In the early morning hours of Sunday, March 18, Los Angeles was preparing itself for flooded streets. Rains were expected this night and the morning to come, but the city was more concerned with the 23,000 people who would soon be competing in the 27th annual L.A. Marathon. Five hours before the official start of the race, parking enforcement trucks trolled the city streets to tow away the last remaining cars in the race path.

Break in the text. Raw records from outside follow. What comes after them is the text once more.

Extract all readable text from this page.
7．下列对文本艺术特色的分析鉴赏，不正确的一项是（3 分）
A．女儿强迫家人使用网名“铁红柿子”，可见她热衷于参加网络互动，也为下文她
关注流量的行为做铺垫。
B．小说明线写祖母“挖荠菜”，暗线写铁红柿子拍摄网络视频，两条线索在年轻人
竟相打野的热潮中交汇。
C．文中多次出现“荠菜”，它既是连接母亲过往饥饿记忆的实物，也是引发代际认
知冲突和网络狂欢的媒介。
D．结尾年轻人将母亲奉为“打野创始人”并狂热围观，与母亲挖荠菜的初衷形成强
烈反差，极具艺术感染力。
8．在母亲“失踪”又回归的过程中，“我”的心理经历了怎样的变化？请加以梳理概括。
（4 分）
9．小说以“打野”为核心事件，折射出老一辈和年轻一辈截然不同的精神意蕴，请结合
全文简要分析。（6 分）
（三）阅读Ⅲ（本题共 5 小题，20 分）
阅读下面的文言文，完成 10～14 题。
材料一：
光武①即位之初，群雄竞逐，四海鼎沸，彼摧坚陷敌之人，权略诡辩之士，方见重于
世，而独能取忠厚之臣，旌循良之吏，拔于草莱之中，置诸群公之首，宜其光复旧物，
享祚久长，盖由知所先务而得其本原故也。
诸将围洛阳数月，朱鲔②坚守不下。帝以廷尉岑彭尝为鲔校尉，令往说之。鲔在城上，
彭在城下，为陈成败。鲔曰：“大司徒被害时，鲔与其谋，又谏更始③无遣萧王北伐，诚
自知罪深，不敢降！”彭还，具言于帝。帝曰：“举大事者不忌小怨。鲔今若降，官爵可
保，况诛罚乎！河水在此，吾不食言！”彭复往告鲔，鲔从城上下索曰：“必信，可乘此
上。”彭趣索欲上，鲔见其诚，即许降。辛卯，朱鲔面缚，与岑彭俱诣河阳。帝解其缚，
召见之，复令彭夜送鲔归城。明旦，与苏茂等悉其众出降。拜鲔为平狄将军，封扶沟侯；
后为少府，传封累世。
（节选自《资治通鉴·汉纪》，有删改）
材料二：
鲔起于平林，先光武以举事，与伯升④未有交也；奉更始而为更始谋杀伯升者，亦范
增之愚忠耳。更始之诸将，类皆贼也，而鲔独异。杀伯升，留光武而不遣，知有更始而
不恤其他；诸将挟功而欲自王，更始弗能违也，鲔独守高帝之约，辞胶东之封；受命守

The marathon runners were still asleep, perhaps dreaming of the grueling, 26.2-mile adventure there were soon to begin – from "Stadium to Sea," as its organizers have dubbed the point-to-point race. But as the city and the runners waited, another race had already begun. More than a thousand bicyclists had gathered on the official route at 3 a.m. to hold their own marathon – an unofficial race through the 26 miles of city streets now conveniently cleared of cars and traffic, a rare opportunity in a city better known for its car culture than its burgeoning bicyclism.
Packed along the sides of Sunset Boulevard in the city's Silver Lake neighborhood, the overwhelmingly male crowd lingered, waiting for the roads to officially close. Lycra shined in the night, as cyclists pinned on racing numbers, tightened their helmets and prepared themselves for what promised to be a very wet late night bike ride into downtown, then back west through Hollywood, Beverly Hills and right to the edge of the Pacific Ocean in Santa Monica. As the cyclists prepared to hit the streets, it felt like a ciclovia, the street closure festivals increasingly common in cities around the world – a cocktail of one part Tour de France, two parts Critical Mass and a twist of late night raver revelry.